Author | John Saul |
---|---|
Country | United States |
Language | English |
Genre | Thriller, horror |
Media type | |
Pages | 544 |
ISBN | 0-449-00192-X (Omnibus Edition) |
The Blackstone Chronicles is a serialized novel by American horror and suspense author John Saul. The series consists of six installments and takes place in a fictional New Hampshire town called Blackstone. The series has been adapted into both a computer game and graphic novel.
The Blackstone Chronicles follows the lives of several people in the fictional town of Blackstone, New Hampshire. An uninhabited asylum was set to be demolished for a new shopping mall, only for the funding to be withdrawn at the last moment. The series follows a different character each chapter as they receive a "gift" from an anonymous source and the terrible things that happen to the recipient (or those around them) shortly thereafter. The books also follow the character of Oliver Metcalf, editor of the local paper, who had previously grown up on the asylum's grounds and suspects that a single source is behind each of the tragedies that befall the gifts' recipients. The final novel reveals the connection between the various objects and the identity of the mysterious gift-giver.

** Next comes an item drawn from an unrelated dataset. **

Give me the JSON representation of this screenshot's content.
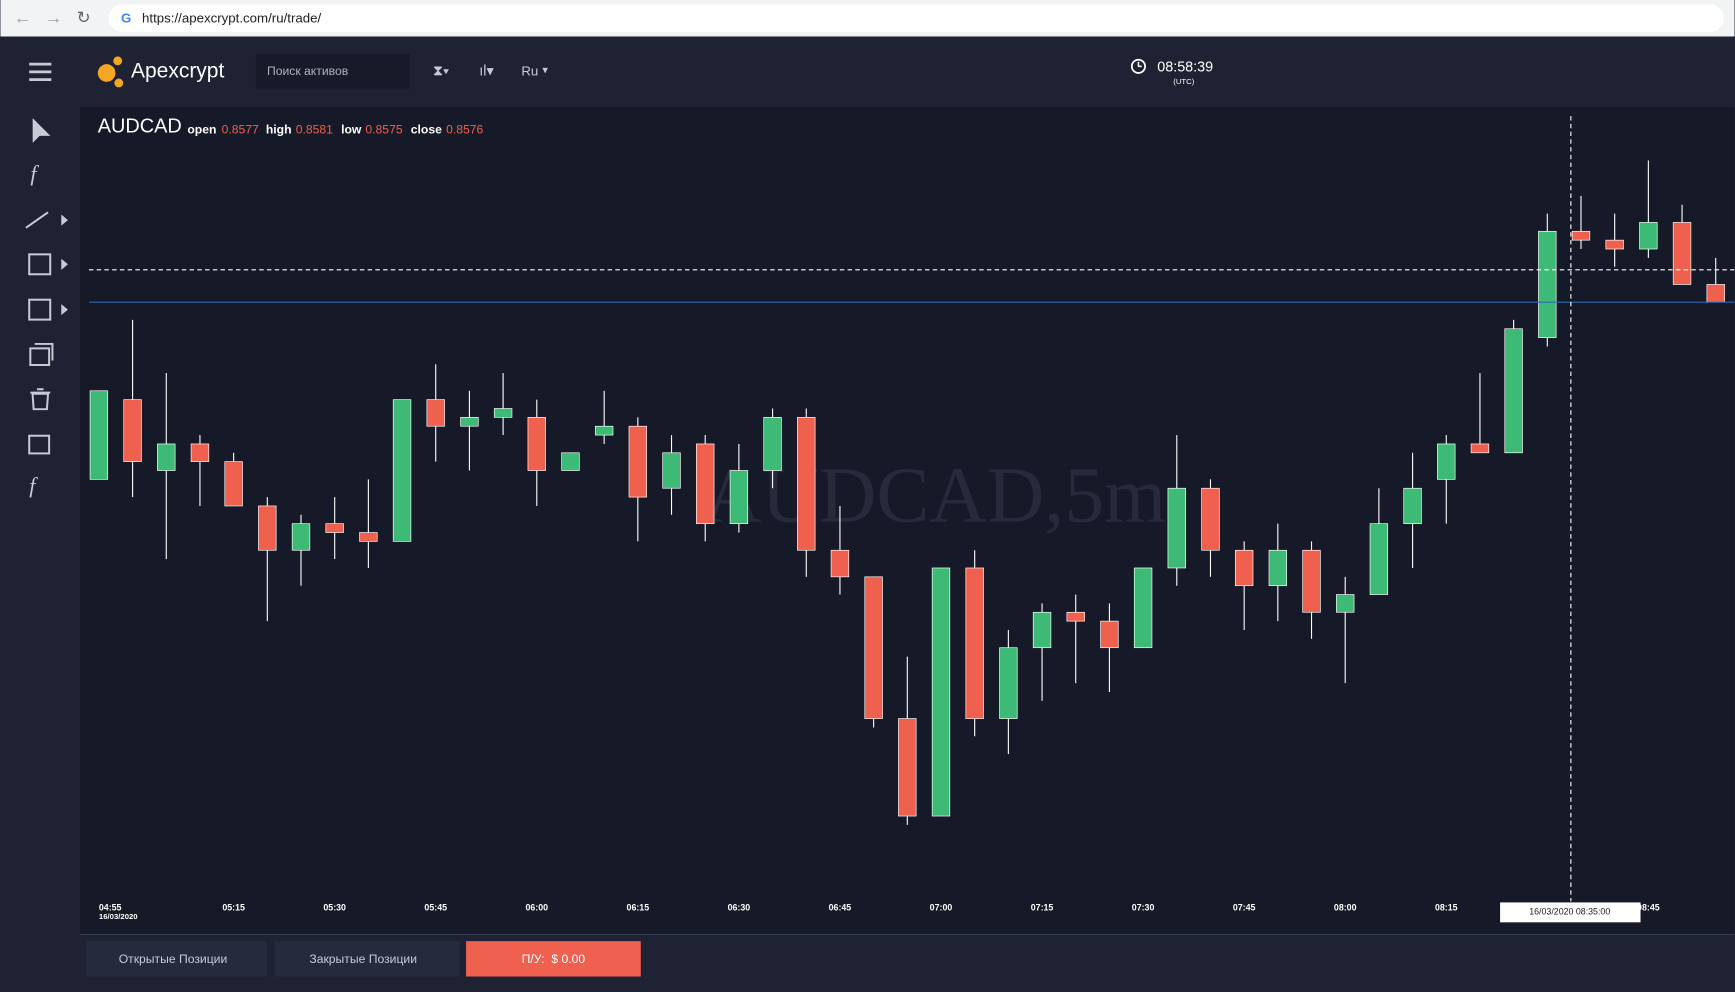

The series was later reprinted in an omnibus edition as The Blackstone Chronicles: The Serial Thriller Complete in One Volume! ( ISBN 0-449-00192-X, 544 pages).
In 1998 Mindscape published a multimedia computer game developed by Legend Entertainment. The game, titled John Saul's Blackstone Chronicles: An Adventure in Terror , is a sequel to the novels and takes place several years after the sixth book. The game follows Oliver Metcalf (the main protagonist of the novels) as he attempts to find his missing son Joshua, who has been hidden somewhere in the Blackstone Asylum by Malcolm Metcalf, Oliver's seemingly dead father. The object of play is to rescue Joshua and uncover the elder Metcalf's agenda. Malcolm Metcalf was voiced by Henry Strozier.
Critical reception for the game was mixed to negative, with GameSpot giving the game a rating of 5.5 and writing "The Blackstone Chronicles isn't a bad game. It's just average to a fault". [1]
In 2011 a graphic novel adaptation of John Saul's Blackstone Chronicles by Bluewater Productions was announced, with the first issue having a November 2011 release date. [2]
The Blackstone Chronicles was at one point licensed by ABC for a six-hour miniseries to air in 1998, [3] [4] but plans for the TV adaptation fell through.